I don't quite understand the 4.4 paragraph. Yet. I will try to play with the settings a little maybe i get lucky.
 
I thought i'd better leave alone before i get too deep into meesing things up so i put back the original controller in order to verify everything still works as before.
After reading some more i decided to replace the BBSHD with an older BBSO2 i had as a spare and keep the former on my desk and mess with some more.
It seems like i can't even get the static test to pass even though on my first attempt i got stuck only on the dynamic phase of things.
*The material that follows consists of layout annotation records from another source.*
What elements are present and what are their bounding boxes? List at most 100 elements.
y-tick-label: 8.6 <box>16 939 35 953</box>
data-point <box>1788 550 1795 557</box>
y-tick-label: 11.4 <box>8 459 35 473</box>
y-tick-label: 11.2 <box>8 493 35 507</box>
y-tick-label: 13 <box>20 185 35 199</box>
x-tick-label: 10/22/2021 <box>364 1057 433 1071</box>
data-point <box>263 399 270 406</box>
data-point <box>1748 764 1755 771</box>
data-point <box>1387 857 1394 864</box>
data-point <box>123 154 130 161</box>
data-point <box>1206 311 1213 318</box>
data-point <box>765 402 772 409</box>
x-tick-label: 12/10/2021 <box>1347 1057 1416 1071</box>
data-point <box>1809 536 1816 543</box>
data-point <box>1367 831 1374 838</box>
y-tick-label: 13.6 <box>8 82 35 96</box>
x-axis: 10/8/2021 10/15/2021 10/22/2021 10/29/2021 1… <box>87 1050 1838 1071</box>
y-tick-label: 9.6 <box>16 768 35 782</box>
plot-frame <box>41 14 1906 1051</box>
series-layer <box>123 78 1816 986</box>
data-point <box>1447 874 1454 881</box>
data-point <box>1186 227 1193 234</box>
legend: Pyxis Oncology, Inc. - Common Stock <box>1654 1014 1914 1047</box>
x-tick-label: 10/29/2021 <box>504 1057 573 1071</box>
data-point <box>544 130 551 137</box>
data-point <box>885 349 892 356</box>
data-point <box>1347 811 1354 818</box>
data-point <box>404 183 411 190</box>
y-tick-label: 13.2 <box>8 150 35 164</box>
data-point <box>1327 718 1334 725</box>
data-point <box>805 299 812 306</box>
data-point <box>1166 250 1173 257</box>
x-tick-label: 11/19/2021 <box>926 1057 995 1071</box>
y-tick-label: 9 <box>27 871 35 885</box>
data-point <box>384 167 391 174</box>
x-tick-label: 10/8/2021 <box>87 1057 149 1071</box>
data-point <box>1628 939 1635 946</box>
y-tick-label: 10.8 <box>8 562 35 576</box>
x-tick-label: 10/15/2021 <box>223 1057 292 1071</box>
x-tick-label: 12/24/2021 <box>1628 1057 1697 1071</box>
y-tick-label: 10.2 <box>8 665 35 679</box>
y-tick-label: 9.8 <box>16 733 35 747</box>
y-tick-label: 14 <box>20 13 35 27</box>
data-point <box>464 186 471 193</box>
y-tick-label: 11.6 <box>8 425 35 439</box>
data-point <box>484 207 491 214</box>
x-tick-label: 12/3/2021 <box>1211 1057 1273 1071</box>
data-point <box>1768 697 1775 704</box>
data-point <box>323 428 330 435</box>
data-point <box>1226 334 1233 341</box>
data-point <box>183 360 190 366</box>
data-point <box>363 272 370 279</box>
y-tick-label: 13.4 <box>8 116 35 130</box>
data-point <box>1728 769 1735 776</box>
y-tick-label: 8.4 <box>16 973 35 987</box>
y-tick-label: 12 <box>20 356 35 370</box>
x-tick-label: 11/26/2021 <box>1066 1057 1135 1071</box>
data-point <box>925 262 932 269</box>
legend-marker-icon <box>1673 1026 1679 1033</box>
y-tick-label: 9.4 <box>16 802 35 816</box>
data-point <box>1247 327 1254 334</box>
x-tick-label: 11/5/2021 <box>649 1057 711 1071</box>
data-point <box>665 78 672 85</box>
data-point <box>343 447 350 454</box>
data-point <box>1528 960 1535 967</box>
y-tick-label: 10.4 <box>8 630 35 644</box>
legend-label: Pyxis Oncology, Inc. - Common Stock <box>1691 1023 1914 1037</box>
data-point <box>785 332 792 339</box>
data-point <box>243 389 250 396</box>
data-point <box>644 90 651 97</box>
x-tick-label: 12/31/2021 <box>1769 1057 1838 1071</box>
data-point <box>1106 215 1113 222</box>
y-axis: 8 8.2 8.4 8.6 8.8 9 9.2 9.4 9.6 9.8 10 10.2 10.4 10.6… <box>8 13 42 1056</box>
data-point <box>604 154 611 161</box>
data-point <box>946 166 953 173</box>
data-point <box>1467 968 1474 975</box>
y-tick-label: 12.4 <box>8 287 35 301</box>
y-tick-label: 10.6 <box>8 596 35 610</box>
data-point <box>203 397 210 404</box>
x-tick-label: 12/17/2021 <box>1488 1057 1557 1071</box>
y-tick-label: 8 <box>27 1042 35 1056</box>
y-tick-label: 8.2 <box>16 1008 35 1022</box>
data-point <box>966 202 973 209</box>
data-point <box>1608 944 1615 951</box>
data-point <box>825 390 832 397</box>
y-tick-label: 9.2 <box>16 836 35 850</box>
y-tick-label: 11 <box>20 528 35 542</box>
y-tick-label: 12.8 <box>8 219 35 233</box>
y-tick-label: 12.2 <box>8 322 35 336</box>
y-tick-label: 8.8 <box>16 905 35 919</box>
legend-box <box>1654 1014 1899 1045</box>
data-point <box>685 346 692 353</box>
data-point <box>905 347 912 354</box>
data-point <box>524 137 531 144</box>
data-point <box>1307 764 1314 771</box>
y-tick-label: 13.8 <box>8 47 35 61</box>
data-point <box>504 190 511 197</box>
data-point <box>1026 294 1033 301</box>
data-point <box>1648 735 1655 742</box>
I'll post a pic of my computer screen maybe someone can give me hint to might be wrong.
I can't make any sense of the blinking led on the PR. It seems like everything is wrong, it starts with 3 blinks two times, than 5 times, than 8 times then 6 times and lasttly one time.
I wonder if this means the 3, 5,6 and 8 errors. I could understand error 6 hall sensor fault might have something to do but the rest when i ahven't even strated anything.
I knew this kind of stuff is not for me but i will try to make some sense out of it at least maybe i can learn something.

w2biiRm.jpg
 
Well i reflashed the default parameters XML file and was able to get things going, had to revers the rotation and everything workd fine.
Then i had the malefic inspiration to change the battery voltage, maximum power from2000W to 3000 and max regen to Amps and saved.
Lo and behold nothing works and i get the "controller over voltage" error with a red dot for good measure and cant clear the SOB either by clicking the clear faults tab or recycling the power. Damn,i'm back to square one.
I will try some cheap "Canadian Mist" whisky, maby that will help burn down the house.
 
Well i was able to redo the autotuning and again everything seems to work ok.
Of course not without some 1-6 led flashes on the controller and the yellow dot award VdcHighFLDBK on the PR Suite.
But at least the throttle works, the motor is spinning so the Canadian Mist must've helped at least partially.
I will leave any other battery,power,amps,regen alone on the software and probably will try to find out how to disable the regen and eventually try to learn to fine tune whatever can be tuned with the CA.